Cast Iron

Sichuan peppercorn red-braised ox tail

August 16, 2013
Author Notes

An unbelievably aromatic dish that I learnt from my mother, a celebrated home cook in her own community. The simple combination of ginger, garlic, sichuan peppercorn and star anise will give you one of the best ox tails you've ever tasted. For more photos: —Mandy @ Lady and pups

  • Serves 6
  • 1530 grams of ox tails
  • 4 tablespoons of oil
  • 50 grams (approx 10 large thin slices) of ginger, thinly sliced
  • 12 cloves of garlic, roughly chopped
  • 2 red chilis, optional
  • 3 star anise
  • 2 teaspoons red sichuan peppercorn, coarsely ground
  • 1 tablespoon granulated sugar
  • 1/3 cup rice wine, or sake
  • 1/2 cup soy sauce + 1/8 cup for adjusting
  • 1 cup chicken broth, or water
  • 1 teaspoon rice vinegar
In This Recipe
  1. NOTE: Because this dish involves caramelising the sugar, I strongly recommend doing the initial sautéing/woking in a NON-STICK pot, then transferring the ingredients to an oven-proof pot (like cast-iron) to finish braising in the oven.
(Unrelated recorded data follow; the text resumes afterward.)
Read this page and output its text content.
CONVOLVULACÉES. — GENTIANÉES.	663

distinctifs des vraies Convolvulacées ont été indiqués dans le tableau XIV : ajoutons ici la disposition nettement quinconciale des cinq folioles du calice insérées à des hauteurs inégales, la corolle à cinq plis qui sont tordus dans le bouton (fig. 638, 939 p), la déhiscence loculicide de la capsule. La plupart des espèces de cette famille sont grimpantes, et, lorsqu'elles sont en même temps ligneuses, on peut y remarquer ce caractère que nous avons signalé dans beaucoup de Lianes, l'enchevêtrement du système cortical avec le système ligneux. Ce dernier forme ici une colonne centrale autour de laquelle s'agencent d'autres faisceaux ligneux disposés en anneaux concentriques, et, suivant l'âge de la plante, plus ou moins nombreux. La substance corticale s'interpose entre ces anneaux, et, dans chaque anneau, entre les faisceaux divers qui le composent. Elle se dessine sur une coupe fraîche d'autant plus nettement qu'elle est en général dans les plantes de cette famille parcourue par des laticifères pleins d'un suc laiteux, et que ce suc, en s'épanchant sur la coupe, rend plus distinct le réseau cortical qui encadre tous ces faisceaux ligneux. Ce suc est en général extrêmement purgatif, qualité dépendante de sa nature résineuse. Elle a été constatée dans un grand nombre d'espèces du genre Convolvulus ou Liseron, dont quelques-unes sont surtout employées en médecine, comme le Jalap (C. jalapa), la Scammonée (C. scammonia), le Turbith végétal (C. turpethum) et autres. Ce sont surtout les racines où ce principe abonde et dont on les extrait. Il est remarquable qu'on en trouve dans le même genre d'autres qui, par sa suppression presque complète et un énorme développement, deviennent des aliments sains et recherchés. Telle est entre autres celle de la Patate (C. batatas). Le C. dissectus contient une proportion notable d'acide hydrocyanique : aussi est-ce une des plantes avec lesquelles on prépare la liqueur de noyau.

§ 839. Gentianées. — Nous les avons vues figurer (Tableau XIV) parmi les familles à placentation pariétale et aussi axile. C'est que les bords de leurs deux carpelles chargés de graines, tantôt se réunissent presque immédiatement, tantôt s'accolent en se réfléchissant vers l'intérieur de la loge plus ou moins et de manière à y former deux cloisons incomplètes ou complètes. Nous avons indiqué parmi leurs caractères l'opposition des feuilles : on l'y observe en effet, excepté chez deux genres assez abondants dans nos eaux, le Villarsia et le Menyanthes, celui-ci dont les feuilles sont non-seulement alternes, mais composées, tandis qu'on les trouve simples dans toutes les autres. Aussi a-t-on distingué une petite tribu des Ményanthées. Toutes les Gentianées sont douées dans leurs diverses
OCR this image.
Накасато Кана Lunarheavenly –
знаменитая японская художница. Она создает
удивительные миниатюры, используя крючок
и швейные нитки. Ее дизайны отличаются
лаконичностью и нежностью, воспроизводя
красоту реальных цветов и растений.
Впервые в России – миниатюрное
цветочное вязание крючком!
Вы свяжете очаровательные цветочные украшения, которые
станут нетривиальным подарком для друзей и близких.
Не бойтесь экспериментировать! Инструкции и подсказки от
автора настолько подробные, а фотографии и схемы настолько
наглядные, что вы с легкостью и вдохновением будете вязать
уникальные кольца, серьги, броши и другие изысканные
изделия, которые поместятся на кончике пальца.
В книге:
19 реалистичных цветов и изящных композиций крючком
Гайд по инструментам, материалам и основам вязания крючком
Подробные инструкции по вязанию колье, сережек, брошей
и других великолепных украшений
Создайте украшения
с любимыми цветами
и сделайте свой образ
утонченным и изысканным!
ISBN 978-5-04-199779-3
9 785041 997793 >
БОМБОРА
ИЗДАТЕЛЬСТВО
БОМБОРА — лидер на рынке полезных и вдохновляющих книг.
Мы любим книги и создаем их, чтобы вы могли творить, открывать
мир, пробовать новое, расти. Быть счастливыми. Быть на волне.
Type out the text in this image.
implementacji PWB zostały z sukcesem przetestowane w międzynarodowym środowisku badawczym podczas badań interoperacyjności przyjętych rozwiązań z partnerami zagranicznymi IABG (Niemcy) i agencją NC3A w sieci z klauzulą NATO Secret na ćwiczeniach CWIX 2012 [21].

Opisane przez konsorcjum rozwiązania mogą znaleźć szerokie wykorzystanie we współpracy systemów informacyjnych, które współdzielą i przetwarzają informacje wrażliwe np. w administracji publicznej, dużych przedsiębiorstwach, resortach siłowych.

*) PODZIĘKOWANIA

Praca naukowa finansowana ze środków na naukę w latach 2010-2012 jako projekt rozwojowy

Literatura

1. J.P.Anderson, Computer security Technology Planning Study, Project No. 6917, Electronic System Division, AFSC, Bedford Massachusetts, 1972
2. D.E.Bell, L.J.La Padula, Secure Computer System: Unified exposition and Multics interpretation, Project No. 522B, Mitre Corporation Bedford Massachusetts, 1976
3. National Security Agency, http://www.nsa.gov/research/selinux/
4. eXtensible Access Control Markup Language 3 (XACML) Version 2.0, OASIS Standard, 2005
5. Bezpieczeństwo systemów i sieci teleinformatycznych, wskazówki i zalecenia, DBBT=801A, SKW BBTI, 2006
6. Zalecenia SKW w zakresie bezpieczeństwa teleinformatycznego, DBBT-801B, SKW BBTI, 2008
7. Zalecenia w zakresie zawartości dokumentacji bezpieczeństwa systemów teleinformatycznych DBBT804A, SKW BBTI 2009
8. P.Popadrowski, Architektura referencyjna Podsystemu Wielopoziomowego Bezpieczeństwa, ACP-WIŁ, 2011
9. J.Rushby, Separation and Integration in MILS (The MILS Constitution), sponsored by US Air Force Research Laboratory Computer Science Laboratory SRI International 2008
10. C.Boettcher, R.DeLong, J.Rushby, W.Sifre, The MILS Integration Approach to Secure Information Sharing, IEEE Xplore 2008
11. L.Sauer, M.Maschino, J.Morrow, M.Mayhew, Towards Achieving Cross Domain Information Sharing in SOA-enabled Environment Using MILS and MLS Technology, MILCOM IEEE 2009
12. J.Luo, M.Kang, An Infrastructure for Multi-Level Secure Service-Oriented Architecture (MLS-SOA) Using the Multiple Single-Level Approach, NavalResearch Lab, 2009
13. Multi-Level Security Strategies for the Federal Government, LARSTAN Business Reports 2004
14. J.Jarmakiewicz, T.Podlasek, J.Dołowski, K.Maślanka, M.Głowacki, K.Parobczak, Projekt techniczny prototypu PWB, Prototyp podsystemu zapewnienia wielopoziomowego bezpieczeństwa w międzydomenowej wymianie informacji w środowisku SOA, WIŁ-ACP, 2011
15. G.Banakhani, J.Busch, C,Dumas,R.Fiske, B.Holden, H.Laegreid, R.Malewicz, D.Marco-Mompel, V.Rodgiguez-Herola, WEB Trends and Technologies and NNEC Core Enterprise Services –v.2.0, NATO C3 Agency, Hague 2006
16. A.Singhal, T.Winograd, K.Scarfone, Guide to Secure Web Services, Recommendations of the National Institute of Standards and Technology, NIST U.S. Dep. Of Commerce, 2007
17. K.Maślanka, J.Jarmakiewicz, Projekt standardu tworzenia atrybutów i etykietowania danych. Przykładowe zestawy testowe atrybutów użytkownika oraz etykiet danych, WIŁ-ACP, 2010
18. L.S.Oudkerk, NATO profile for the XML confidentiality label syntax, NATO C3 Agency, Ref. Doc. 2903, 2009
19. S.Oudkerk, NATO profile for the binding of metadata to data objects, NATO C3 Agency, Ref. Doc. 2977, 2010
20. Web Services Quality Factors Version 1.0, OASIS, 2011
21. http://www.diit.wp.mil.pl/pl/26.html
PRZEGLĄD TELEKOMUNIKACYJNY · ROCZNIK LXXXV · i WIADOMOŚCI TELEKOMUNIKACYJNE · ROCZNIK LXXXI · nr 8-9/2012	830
In a non-stick pot, the caramelised sugar sticks to the meat instead of to the bottom of the pot, which can easily burn in my experience. This process is called “red braise” in Chinese cooking, referring to the amber/red sheen from the caramel. It’s quite important to grind the red sichuan peppercorn because they can be a bit unpleasant to bite into. You can use a stone mortar or spice grinder to do this, but if you have none, simply wrap the peppercorns in 2 layers of paper towel and smash them with a hammer.
  2. Preheat the oven on 320ºF/165ºC. Rinse clean and dry the ox tails with a clean towel. Heat up a large non-stick wok, or deep saute-pan with 4 tbsp of oil over HIGH heat (don’t worry about the amount of oil because it will be removed later). Brown the ox tails in batches until all surfaces are covered and no more blood is being released. Set the ox tails aside. Drain the oil and leave only 2 tbsp in the wok/pan, and turn the heat down to MEDIUM. Add the ginger slices and cook until they shrivel up and get nicely browned on the edges, approx 5 min. Add the ox tails back into the wok/pan, along with garlic (if you like it spicy, add 2 red chilis as well), star anise, sichuan peppercorn and granulated sugar. Turn the heat back on HIGH, and keep turning the ingredients until the sugar has fully caramelised, and all the ingredients are coated in deep brown, amber sheen.
  3. Transfer ALL the ingredients into a cast-iron or oven-proof pot, and return it to the stove. Add the rice wine and 1/2 cup of soy sauce, and let it gently boil with all the ingredients for a minute (turn and evenly coat the ingredients). Then add the chicken broth or water, and bring back to a simmer. The amount of liquid shouldn’t be able to cover the ingredients (this isn’t a stew), and should taste slightly UNDER-SEASONED at this point because of the excess water, which will evaporate during the braising process. If it taste generally BLAND, then adjust with more soy sauce.
  4. Transfer the pot (with the lid on) to the oven and let braise for 3 ~ 3 1/2 hours. Go back and turn the ox tails once every hour or so to ensure even braising. The ox tails should be very tender and almost falling off the bone, and the braising liquid should have reduced dramatically.
  5. After braising, carefully remove the ox tails from the braising liquid without tearing them. Tilt the pot to direct all the braising liquid to one side, and skim off as much fat from the surface as you can, without reducing the actual sauce on the bottom (there should be QUITE a lot of fat). Discard the star anise and ginger slices (press on the gingers to extract as much sauce that’s clinging onto them before discarding). Leave the garlics which should have melted into the sauce at this point. Return the ox tails back into the pot, and return it to the stove over HIGH heat. Add 1 tsp of rice vinegar and reduce the sauce SLIGHTLY, just until the ox tails are coated in a shiny sheen. Serve the ox tails over hot steamed rice. They get even better the next day.